4) The messaging on lust doesn’t just destroy young men.  In college, I was in a friends-with-benefits “relationship” that never actually went “all the way.”  It was with an Evangelical; I was Fundie, influenced by Evangelicals.  For that reason, it was full of so much lust and guilt and blame that it almost destroyed me.  I had normal feelings and desires, which he did his best to stir up, but he made me feel like a slut who was driving him away from God.  And I thought demons were tempting me, and poured it out to my prayer partner.  I told the guy what was going on, hoping for his help–and he turned around and treated me like an evil temptress he had to avoid like the plague.

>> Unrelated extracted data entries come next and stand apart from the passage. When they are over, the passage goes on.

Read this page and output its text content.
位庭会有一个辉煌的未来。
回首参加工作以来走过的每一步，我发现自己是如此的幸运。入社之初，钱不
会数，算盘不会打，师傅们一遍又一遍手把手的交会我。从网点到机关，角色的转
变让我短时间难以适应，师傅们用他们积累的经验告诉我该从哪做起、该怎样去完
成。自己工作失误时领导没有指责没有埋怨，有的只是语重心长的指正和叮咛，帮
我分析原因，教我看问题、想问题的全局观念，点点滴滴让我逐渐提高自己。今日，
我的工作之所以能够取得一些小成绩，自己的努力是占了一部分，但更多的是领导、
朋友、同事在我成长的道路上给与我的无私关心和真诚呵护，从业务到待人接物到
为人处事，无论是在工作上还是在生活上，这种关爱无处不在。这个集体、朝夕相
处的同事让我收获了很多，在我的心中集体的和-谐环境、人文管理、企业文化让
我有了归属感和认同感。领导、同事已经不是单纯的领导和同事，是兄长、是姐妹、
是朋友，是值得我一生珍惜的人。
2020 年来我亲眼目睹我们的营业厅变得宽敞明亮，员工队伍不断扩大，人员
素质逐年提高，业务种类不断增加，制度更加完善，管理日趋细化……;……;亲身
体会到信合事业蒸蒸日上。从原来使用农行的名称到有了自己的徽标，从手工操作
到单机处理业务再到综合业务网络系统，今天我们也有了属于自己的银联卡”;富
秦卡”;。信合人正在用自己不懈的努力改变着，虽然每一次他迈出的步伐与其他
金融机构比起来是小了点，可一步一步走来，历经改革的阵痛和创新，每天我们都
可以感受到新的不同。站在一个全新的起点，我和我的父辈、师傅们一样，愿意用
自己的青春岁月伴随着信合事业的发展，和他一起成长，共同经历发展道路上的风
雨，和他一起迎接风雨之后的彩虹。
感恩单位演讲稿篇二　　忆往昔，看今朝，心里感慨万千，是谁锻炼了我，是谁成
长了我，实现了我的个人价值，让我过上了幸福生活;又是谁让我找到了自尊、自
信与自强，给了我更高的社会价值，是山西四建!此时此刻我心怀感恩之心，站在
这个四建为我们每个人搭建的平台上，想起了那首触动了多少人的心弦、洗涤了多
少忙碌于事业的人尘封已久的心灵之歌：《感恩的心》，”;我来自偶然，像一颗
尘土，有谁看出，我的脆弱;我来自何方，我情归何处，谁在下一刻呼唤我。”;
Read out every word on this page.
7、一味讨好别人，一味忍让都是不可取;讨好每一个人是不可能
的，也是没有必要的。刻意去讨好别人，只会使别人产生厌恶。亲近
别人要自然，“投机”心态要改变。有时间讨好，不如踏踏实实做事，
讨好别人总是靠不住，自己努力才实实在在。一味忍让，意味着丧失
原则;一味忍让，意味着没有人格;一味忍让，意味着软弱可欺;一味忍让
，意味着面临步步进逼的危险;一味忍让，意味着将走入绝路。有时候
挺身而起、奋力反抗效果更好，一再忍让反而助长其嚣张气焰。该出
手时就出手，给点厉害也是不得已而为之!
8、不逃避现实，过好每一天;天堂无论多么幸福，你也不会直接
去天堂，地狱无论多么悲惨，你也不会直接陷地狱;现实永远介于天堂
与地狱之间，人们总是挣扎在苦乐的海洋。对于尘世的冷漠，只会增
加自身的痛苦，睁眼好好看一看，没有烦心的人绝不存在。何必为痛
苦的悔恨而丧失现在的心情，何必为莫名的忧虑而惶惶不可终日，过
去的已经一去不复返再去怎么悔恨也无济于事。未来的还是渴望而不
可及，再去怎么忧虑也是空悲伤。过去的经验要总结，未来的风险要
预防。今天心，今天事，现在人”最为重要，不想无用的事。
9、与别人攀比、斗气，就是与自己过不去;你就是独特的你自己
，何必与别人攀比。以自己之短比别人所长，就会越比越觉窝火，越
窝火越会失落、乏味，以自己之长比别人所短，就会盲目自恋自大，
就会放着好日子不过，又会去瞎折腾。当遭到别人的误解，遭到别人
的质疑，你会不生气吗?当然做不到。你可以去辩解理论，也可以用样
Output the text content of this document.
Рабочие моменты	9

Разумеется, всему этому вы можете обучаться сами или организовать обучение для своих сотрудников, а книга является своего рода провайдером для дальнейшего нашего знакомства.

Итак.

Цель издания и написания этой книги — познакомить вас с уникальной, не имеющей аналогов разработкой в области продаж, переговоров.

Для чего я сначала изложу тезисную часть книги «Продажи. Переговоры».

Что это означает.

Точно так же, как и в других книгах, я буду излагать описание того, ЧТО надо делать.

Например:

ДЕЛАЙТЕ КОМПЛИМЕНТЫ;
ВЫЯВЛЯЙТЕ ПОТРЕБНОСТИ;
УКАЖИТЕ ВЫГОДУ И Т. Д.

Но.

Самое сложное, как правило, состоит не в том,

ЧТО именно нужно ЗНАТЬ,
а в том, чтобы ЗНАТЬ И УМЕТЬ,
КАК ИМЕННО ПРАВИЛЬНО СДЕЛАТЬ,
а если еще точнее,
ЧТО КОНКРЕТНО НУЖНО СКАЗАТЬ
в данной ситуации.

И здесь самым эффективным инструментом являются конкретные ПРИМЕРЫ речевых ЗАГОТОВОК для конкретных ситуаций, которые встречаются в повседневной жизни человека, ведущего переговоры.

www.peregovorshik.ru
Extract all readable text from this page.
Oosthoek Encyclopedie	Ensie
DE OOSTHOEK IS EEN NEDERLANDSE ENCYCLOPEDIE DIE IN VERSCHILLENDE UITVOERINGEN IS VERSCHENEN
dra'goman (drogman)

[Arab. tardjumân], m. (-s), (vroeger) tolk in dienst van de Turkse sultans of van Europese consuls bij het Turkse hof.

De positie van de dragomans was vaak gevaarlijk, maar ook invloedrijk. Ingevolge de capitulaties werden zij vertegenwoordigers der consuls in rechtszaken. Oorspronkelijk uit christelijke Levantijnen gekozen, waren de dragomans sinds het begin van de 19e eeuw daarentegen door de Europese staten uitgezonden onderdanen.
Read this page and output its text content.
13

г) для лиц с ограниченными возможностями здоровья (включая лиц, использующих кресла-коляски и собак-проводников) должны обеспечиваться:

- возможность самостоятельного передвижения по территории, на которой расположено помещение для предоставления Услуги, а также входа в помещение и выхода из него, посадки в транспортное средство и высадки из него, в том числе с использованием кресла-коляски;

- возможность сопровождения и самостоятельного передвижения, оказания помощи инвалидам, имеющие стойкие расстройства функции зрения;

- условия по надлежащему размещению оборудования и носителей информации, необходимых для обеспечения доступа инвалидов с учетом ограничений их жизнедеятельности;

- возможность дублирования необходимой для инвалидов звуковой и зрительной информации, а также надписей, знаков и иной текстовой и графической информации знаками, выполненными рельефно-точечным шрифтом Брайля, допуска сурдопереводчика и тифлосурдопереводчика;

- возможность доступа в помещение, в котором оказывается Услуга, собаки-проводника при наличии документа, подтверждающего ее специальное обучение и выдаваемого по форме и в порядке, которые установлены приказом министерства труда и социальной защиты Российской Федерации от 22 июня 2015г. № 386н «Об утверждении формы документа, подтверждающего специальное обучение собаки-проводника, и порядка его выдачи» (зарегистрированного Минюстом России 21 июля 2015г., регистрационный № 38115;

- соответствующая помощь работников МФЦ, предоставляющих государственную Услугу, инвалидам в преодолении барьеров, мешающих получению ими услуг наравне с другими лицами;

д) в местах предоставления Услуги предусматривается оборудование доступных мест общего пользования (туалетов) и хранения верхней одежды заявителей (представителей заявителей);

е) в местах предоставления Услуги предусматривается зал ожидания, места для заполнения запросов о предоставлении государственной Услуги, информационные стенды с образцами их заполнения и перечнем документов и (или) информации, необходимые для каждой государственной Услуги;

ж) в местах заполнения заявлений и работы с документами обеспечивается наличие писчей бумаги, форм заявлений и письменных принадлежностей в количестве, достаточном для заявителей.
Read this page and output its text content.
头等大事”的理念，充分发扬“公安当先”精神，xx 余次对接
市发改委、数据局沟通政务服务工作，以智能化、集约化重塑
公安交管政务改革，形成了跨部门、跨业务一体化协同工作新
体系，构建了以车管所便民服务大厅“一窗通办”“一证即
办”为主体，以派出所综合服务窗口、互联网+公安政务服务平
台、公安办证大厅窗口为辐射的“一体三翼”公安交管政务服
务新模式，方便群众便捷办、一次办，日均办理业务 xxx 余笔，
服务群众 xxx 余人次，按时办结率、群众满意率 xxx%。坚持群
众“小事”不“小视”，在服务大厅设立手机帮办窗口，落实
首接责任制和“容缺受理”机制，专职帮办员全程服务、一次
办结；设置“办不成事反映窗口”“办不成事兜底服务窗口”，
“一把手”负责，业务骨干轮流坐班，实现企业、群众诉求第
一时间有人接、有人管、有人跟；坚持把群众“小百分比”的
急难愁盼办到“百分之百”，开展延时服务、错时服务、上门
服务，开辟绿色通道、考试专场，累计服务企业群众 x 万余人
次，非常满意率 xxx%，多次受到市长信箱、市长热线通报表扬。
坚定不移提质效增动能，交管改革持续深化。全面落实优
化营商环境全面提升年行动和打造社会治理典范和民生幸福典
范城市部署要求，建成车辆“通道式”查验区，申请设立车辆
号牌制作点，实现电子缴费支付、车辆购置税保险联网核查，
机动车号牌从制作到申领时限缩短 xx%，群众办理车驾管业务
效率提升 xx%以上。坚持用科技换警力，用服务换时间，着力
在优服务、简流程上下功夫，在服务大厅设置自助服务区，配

5) I was raised in the 80s, when nobody around me said opposite-sex friendships were somehow bad.  Both in the church and out, it was expected and normal that people, both single and married, would have whatever friends they like.  I didn’t encounter this part of purity culture until my friendship with that narc ex-friend in #3, during the naughts.  The wife was very controlling and believed it was her prerogative to tell him who to be friends with, whether male or female.  She decided I was a threat.

Apparently the purity culture affected Orthodoxy through converts, because I confided in some converts online and they treated me like *I* was the problem for wanting to have a close friendship with a man!  It shocked me.  For years I wrote about it on my website/blog, seeking out articles proving that I wasn’t some kind of deviant and that it isn’t right to tell your spouse who to be friends with.  And yes, I still maintain various friendships with men!  One is in my own church, which is mostly “cradle” Orthodox, and nobody has ever so much as given me a side-eye for being close friends with him.

In recent years I finally found out this attitude was coming from Evangelical purity culture.  Samantha Field, who is bisexual, would hear this and think, “Samantha, you can’t have any friends.”